Dr. Jamieson and his colleagues then conducted a study to address exactly that. They recruited participants who were studying to take the Graduate Record Exam (GRE) to apply to graduate school. These participants were recruited to take a mock exam in the laboratory. Half of the participants were “educated” that physiological changes that occur during tests such as increases in heart rate, faster breathing, and sweating, were predictive of better performance on the test. The other half of the participants were given no instructions at all. That day, they found that the reappraisal group performed significantly better on their mock exam compared with the control group. Even more exciting, these effects seemed to “stick.” Three months later, these participants returned to the laboratory with their scores on the real GRE, and participants in the reappraisal condition still performed significantly better than their control condition peers.

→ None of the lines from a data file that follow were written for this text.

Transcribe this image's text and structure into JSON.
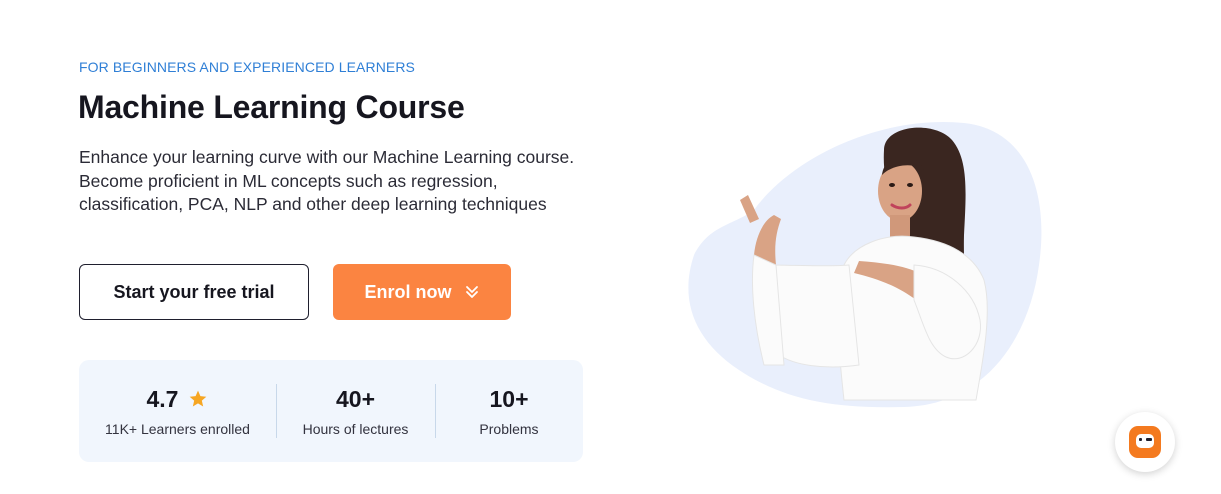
{
  "hero": {
    "eyebrow": "FOR BEGINNERS AND EXPERIENCED LEARNERS",
    "title": "Machine Learning Course",
    "description_lines": [
      "Enhance your learning curve with our Machine Learning course.",
      "Become proficient in ML concepts such as regression,",
      "classification, PCA, NLP and other deep learning techniques"
    ]
  },
  "buttons": {
    "trial_label": "Start your free trial",
    "enrol_label": "Enrol now"
  },
  "stats": [
    {
      "value": "4.7",
      "label": "11K+ Learners enrolled",
      "icon": "star-icon"
    },
    {
      "value": "40+",
      "label": "Hours of lectures"
    },
    {
      "value": "10+",
      "label": "Problems"
    }
  ],
  "colors": {
    "accent": "#fb8441",
    "eyebrow": "#2f7fd6",
    "stats_bg": "#f1f6fd",
    "blob": "#e9effc",
    "star": "#f6a623"
  },
  "images": {
    "hero": "woman-pointing-illustration",
    "chat": "chat-widget-icon"
  }
}
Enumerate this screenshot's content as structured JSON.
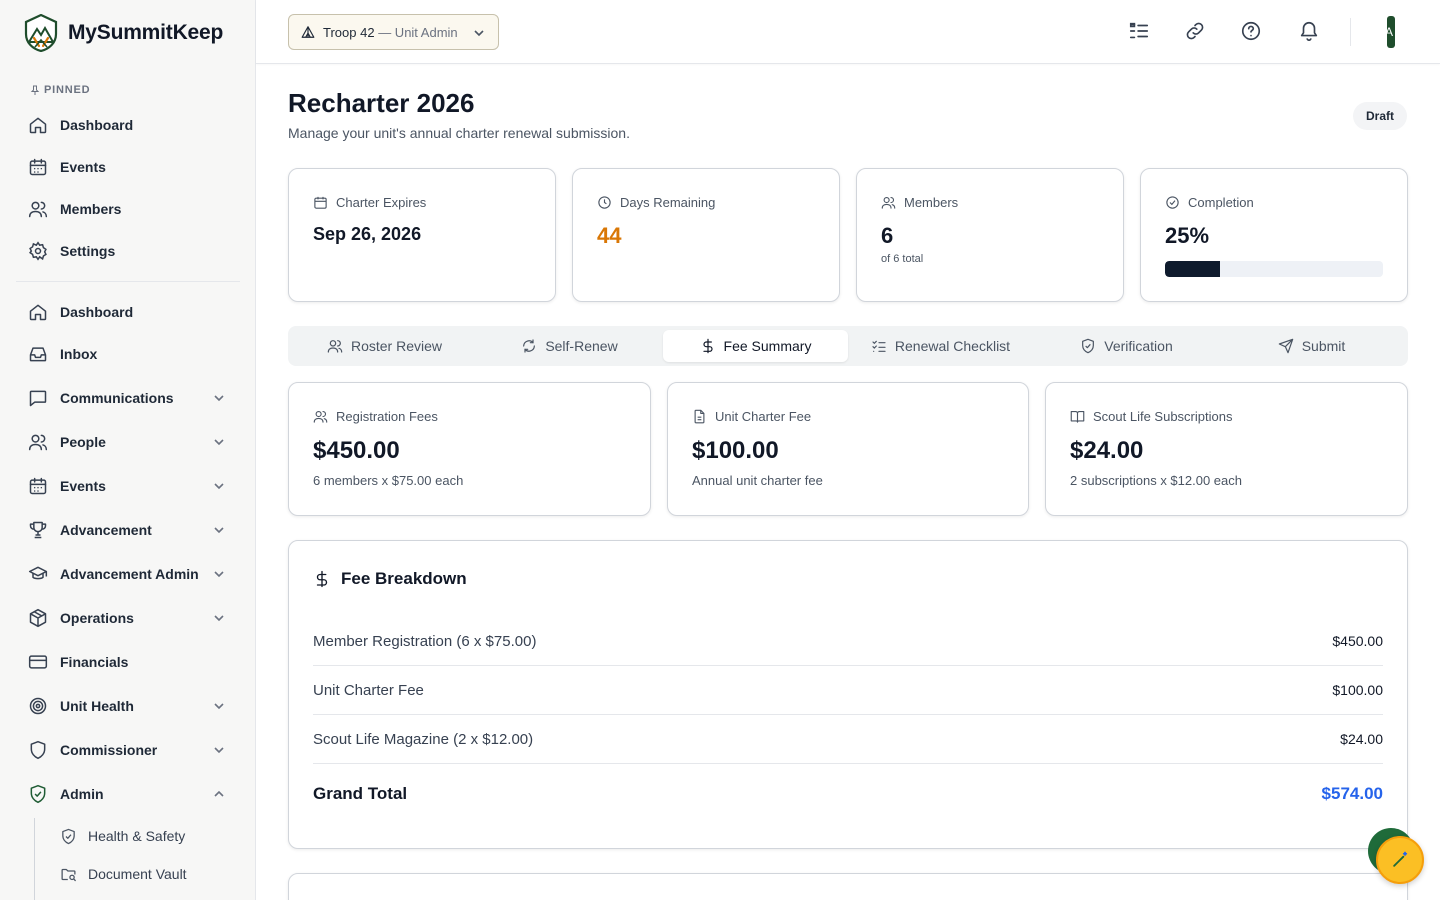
{
  "app": {
    "name": "MySummitKeep"
  },
  "sidebar": {
    "pinned_label": "PINNED",
    "pinned": [
      {
        "label": "Dashboard",
        "icon": "home-icon"
      },
      {
        "label": "Events",
        "icon": "calendar-icon"
      },
      {
        "label": "Members",
        "icon": "users-icon"
      },
      {
        "label": "Settings",
        "icon": "gear-icon"
      }
    ],
    "items": [
      {
        "label": "Dashboard",
        "icon": "home-icon",
        "expandable": false
      },
      {
        "label": "Inbox",
        "icon": "inbox-icon",
        "expandable": false
      },
      {
        "label": "Communications",
        "icon": "chat-icon",
        "expandable": true
      },
      {
        "label": "People",
        "icon": "users-icon",
        "expandable": true
      },
      {
        "label": "Events",
        "icon": "calendar-icon",
        "expandable": true
      },
      {
        "label": "Advancement",
        "icon": "trophy-icon",
        "expandable": true
      },
      {
        "label": "Advancement Admin",
        "icon": "graduation-cap-icon",
        "expandable": true
      },
      {
        "label": "Operations",
        "icon": "package-icon",
        "expandable": true
      },
      {
        "label": "Financials",
        "icon": "credit-card-icon",
        "expandable": false
      },
      {
        "label": "Unit Health",
        "icon": "target-icon",
        "expandable": true
      },
      {
        "label": "Commissioner",
        "icon": "shield-icon",
        "expandable": true
      },
      {
        "label": "Admin",
        "icon": "shield-check-icon",
        "expandable": true,
        "expanded": true
      }
    ],
    "admin_sub": [
      {
        "label": "Health & Safety",
        "icon": "shield-check-icon"
      },
      {
        "label": "Document Vault",
        "icon": "folder-search-icon"
      }
    ]
  },
  "topbar": {
    "unit": "Troop 42",
    "role": "— Unit Admin",
    "avatar_initial": "A"
  },
  "page": {
    "title": "Recharter 2026",
    "subtitle": "Manage your unit's annual charter renewal submission.",
    "status": "Draft"
  },
  "stats": {
    "charter_expires": {
      "label": "Charter Expires",
      "value": "Sep 26, 2026"
    },
    "days_remaining": {
      "label": "Days Remaining",
      "value": "44",
      "color": "#d97706"
    },
    "members": {
      "label": "Members",
      "value": "6",
      "note": "of 6 total"
    },
    "completion": {
      "label": "Completion",
      "value": "25%",
      "progress": 0.25
    }
  },
  "tabs": [
    {
      "label": "Roster Review",
      "icon": "users-icon"
    },
    {
      "label": "Self-Renew",
      "icon": "refresh-icon"
    },
    {
      "label": "Fee Summary",
      "icon": "dollar-icon",
      "active": true
    },
    {
      "label": "Renewal Checklist",
      "icon": "checklist-icon"
    },
    {
      "label": "Verification",
      "icon": "shield-check-icon"
    },
    {
      "label": "Submit",
      "icon": "send-icon"
    }
  ],
  "fees": {
    "registration": {
      "label": "Registration Fees",
      "amount": "$450.00",
      "desc": "6 members x $75.00 each"
    },
    "charter": {
      "label": "Unit Charter Fee",
      "amount": "$100.00",
      "desc": "Annual unit charter fee"
    },
    "scout_life": {
      "label": "Scout Life Subscriptions",
      "amount": "$24.00",
      "desc": "2 subscriptions x $12.00 each"
    }
  },
  "breakdown": {
    "title": "Fee Breakdown",
    "rows": [
      {
        "label": "Member Registration (6 x $75.00)",
        "amount": "$450.00"
      },
      {
        "label": "Unit Charter Fee",
        "amount": "$100.00"
      },
      {
        "label": "Scout Life Magazine (2 x $12.00)",
        "amount": "$24.00"
      }
    ],
    "total_label": "Grand Total",
    "total_amount": "$574.00",
    "total_color": "#2563eb"
  }
}
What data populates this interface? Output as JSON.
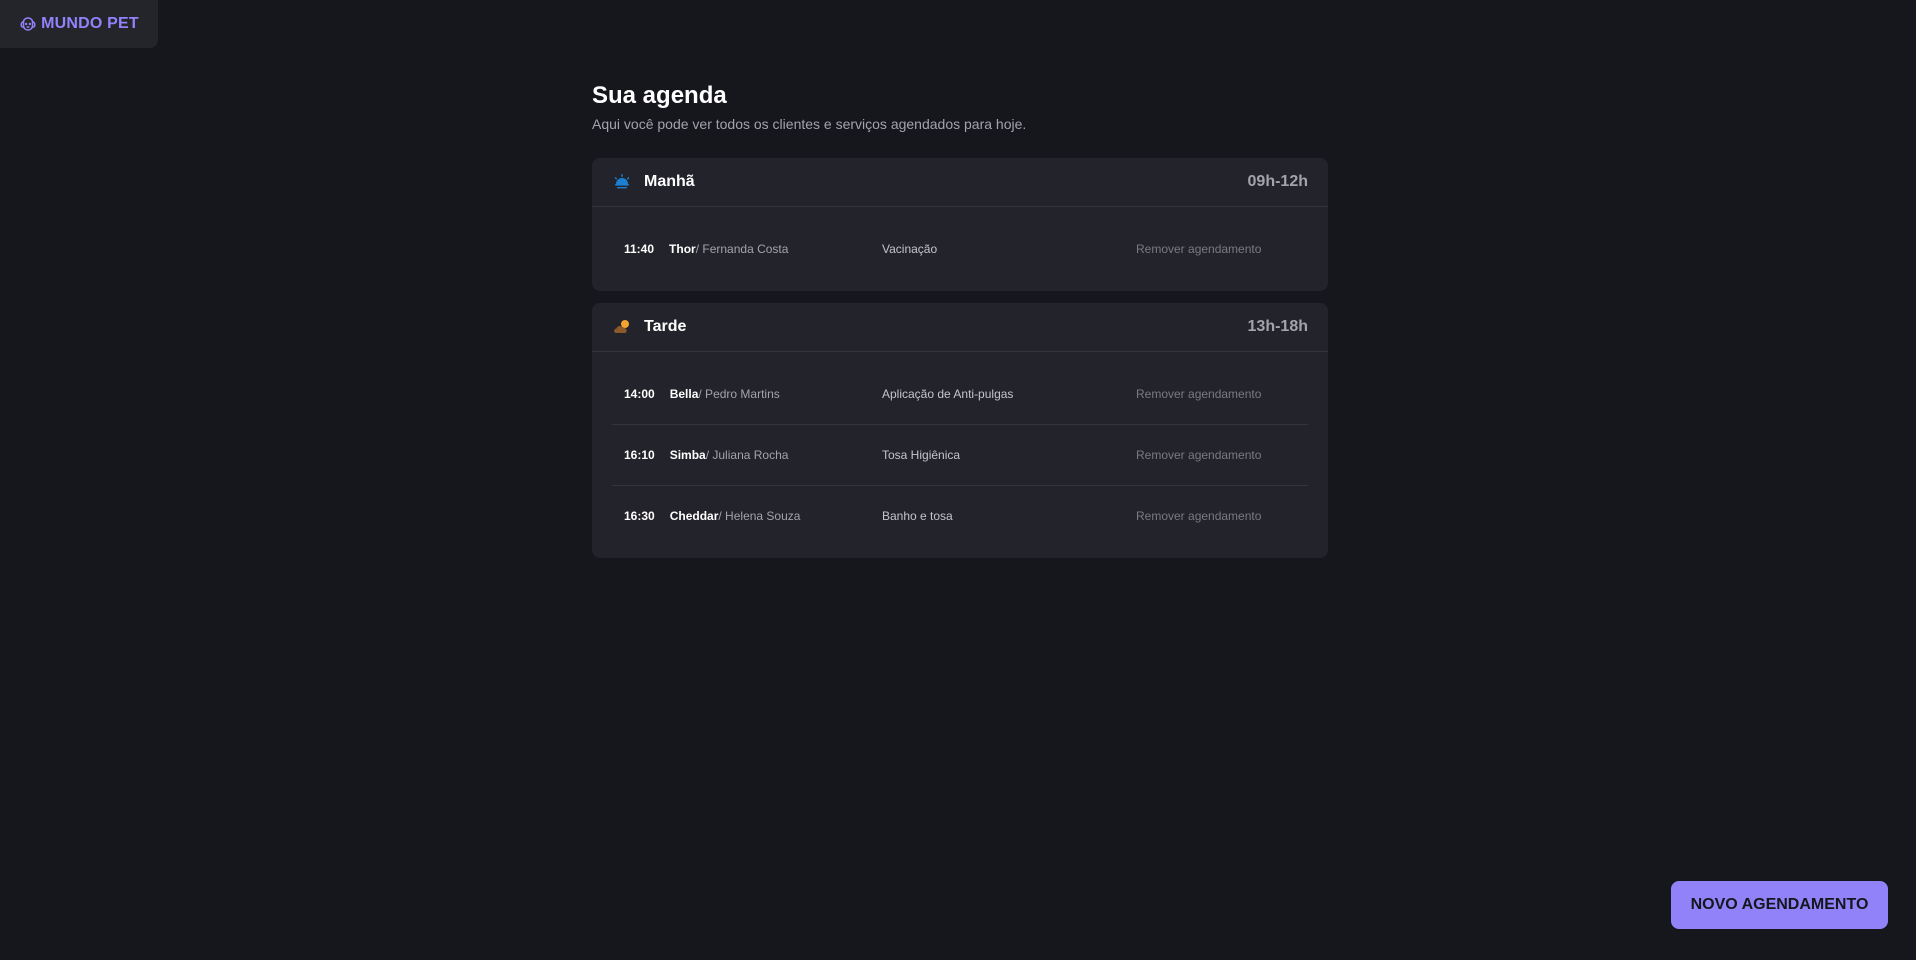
{
  "brand": {
    "logo_icon": "dog-paw-icon",
    "name": "MUNDO PET",
    "accent_color": "#9282fa"
  },
  "page": {
    "title": "Sua agenda",
    "subtitle": "Aqui você pode ver todos os clientes e serviços agendados para hoje."
  },
  "periods": [
    {
      "icon": "sunrise-icon",
      "name": "Manhã",
      "range": "09h-12h",
      "appointments": [
        {
          "time": "11:40",
          "pet": "Thor",
          "owner": " / Fernanda Costa",
          "service": "Vacinação",
          "remove_label": "Remover agendamento"
        }
      ]
    },
    {
      "icon": "cloud-sun-icon",
      "name": "Tarde",
      "range": "13h-18h",
      "appointments": [
        {
          "time": "14:00",
          "pet": "Bella",
          "owner": " / Pedro Martins",
          "service": "Aplicação de Anti-pulgas",
          "remove_label": "Remover agendamento"
        },
        {
          "time": "16:10",
          "pet": "Simba",
          "owner": " / Juliana Rocha",
          "service": "Tosa Higiênica",
          "remove_label": "Remover agendamento"
        },
        {
          "time": "16:30",
          "pet": "Cheddar",
          "owner": " / Helena Souza",
          "service": "Banho e tosa",
          "remove_label": "Remover agendamento"
        }
      ]
    }
  ],
  "actions": {
    "new_appointment_label": "NOVO AGENDAMENTO"
  }
}
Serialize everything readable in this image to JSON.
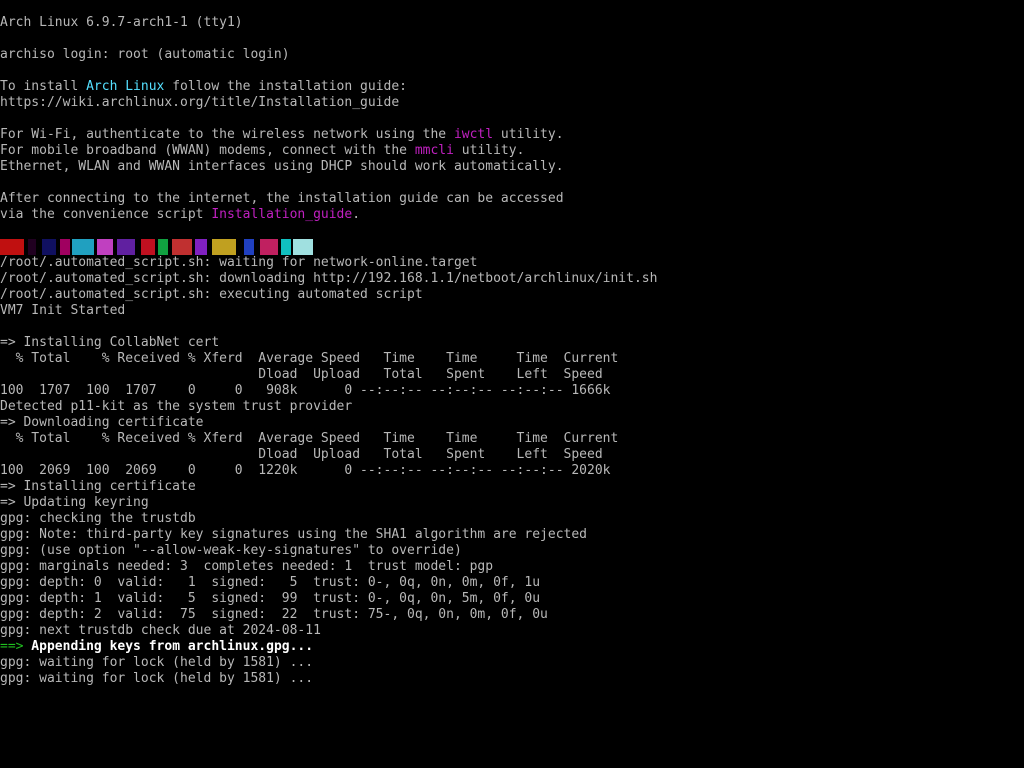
{
  "colors": {
    "background": "#000000",
    "text": "#b8b8b8",
    "highlight_cyan": "#55e0ff",
    "highlight_magenta": "#c020c0",
    "arrow_green": "#20c020",
    "bright_white": "#ffffff"
  },
  "header": {
    "kernel_line": "Arch Linux 6.9.7-arch1-1 (tty1)",
    "login_line": "archiso login: root (automatic login)"
  },
  "motd": {
    "install_prefix": "To install ",
    "install_highlight": "Arch Linux",
    "install_suffix": " follow the installation guide:",
    "install_url": "https://wiki.archlinux.org/title/Installation_guide",
    "wifi_prefix": "For Wi-Fi, authenticate to the wireless network using the ",
    "wifi_highlight": "iwctl",
    "wifi_suffix": " utility.",
    "mobile_prefix": "For mobile broadband (WWAN) modems, connect with the ",
    "mobile_highlight": "mmcli",
    "mobile_suffix": " utility.",
    "ethernet_line": "Ethernet, WLAN and WWAN interfaces using DHCP should work automatically.",
    "after_line": "After connecting to the internet, the installation guide can be accessed",
    "via_prefix": "via the convenience script ",
    "via_highlight": "Installation_guide",
    "via_suffix": "."
  },
  "glitch_colors": [
    "#c01010",
    "#200020",
    "#101060",
    "#a00060",
    "#20a0c0",
    "#c040c0",
    "#6020a0",
    "#c01020",
    "#10a040",
    "#c03030",
    "#8020c0",
    "#c0a020",
    "#2040c0",
    "#c02060",
    "#10c0c0",
    "#a0e0e0"
  ],
  "log_lines": [
    "/root/.automated_script.sh: waiting for network-online.target",
    "/root/.automated_script.sh: downloading http://192.168.1.1/netboot/archlinux/init.sh",
    "/root/.automated_script.sh: executing automated script",
    "VM7 Init Started",
    "",
    "=> Installing CollabNet cert",
    "  % Total    % Received % Xferd  Average Speed   Time    Time     Time  Current",
    "                                 Dload  Upload   Total   Spent    Left  Speed",
    "100  1707  100  1707    0     0   908k      0 --:--:-- --:--:-- --:--:-- 1666k",
    "Detected p11-kit as the system trust provider",
    "=> Downloading certificate",
    "  % Total    % Received % Xferd  Average Speed   Time    Time     Time  Current",
    "                                 Dload  Upload   Total   Spent    Left  Speed",
    "100  2069  100  2069    0     0  1220k      0 --:--:-- --:--:-- --:--:-- 2020k",
    "=> Installing certificate",
    "=> Updating keyring",
    "gpg: checking the trustdb",
    "gpg: Note: third-party key signatures using the SHA1 algorithm are rejected",
    "gpg: (use option \"--allow-weak-key-signatures\" to override)",
    "gpg: marginals needed: 3  completes needed: 1  trust model: pgp",
    "gpg: depth: 0  valid:   1  signed:   5  trust: 0-, 0q, 0n, 0m, 0f, 1u",
    "gpg: depth: 1  valid:   5  signed:  99  trust: 0-, 0q, 0n, 5m, 0f, 0u",
    "gpg: depth: 2  valid:  75  signed:  22  trust: 75-, 0q, 0n, 0m, 0f, 0u",
    "gpg: next trustdb check due at 2024-08-11"
  ],
  "appending": {
    "arrow": "==>",
    "text": " Appending keys from archlinux.gpg..."
  },
  "trailing_lines": [
    "gpg: waiting for lock (held by 1581) ...",
    "gpg: waiting for lock (held by 1581) ..."
  ]
}
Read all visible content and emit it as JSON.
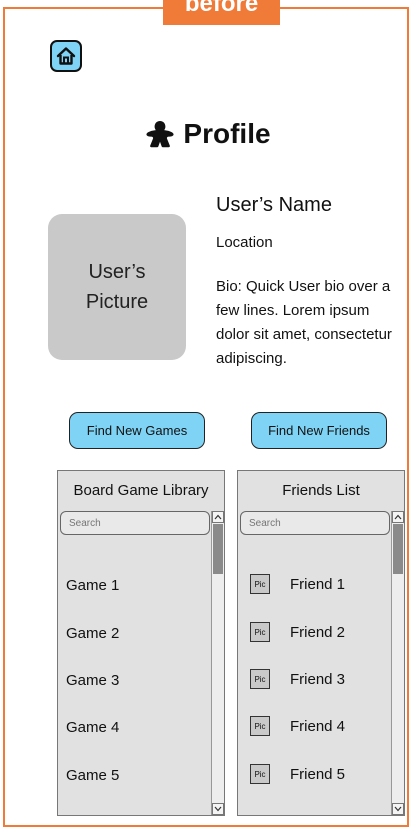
{
  "frame": {
    "label": "before",
    "border_color": "#f07a38"
  },
  "home_button": {
    "icon": "home-icon",
    "color": "#7fd3f4"
  },
  "header": {
    "title": "Profile",
    "icon": "meeple-icon"
  },
  "profile": {
    "picture_label_line1": "User’s",
    "picture_label_line2": "Picture",
    "name": "User’s Name",
    "location": "Location",
    "bio": "Bio: Quick User bio over a few lines. Lorem ipsum dolor sit amet, consectetur adipiscing."
  },
  "actions": {
    "find_games_label": "Find New Games",
    "find_friends_label": "Find New Friends",
    "button_color": "#7fd3f4"
  },
  "library": {
    "title": "Board Game Library",
    "search_placeholder": "Search",
    "items": [
      "Game 1",
      "Game 2",
      "Game 3",
      "Game 4",
      "Game 5"
    ]
  },
  "friends": {
    "title": "Friends List",
    "search_placeholder": "Search",
    "pic_label": "Pic",
    "items": [
      "Friend 1",
      "Friend 2",
      "Friend 3",
      "Friend 4",
      "Friend 5"
    ]
  }
}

So, what can we all learn from this experience? I spend a lot of time teaching kids and teens how to cope with stress. One of the initial skills I try to teach is how to recognize the physical signs of stress in the body and explicitly slow down your breath and heart rate in an effort to “trick your brain” into thinking it is calm. While I still know that these practices are helpful, these data suggest that stress can also be effectively managed by reframing our perceptions of those physical signs. Instead of working against your body, why not give it credit. After all, your body has evolved to effectively cope with a great deal of stress such as hunting wild beasts, fighting in wars, child birth, and traveling through extreme climates. These physical systems are in place to optimize you, and apparently it helps to think about your body that way.

What’s missing so far from the research is why perceiving physical symptoms as helpful actually seems to really be helpful. Perhaps it comes back to the theory of threat versus challenge and the availability of resources. When faced with a task like giving a speech or taking an important test, if you are spending your mental energy trying to reduce your racing heart rate or slow down your breath, you are not focusing on the actual task. If your heart is racing, it’s racing for a reason; if your breathing is fast, it’s fast for a reason. Just think of your fast breath/racing heart as your body “Rising to the challenge at hand,” and increasing your physical resources to get the job done. So, get in touch with what your body is doing, and let it help.


Jamieson, J. P., Mendes, W. B., & Nock, M. K. (2013). Improving Acute Stress Responses The Power of Reappraisal. Current Directions in Psychological Science, 22(1), 51-56.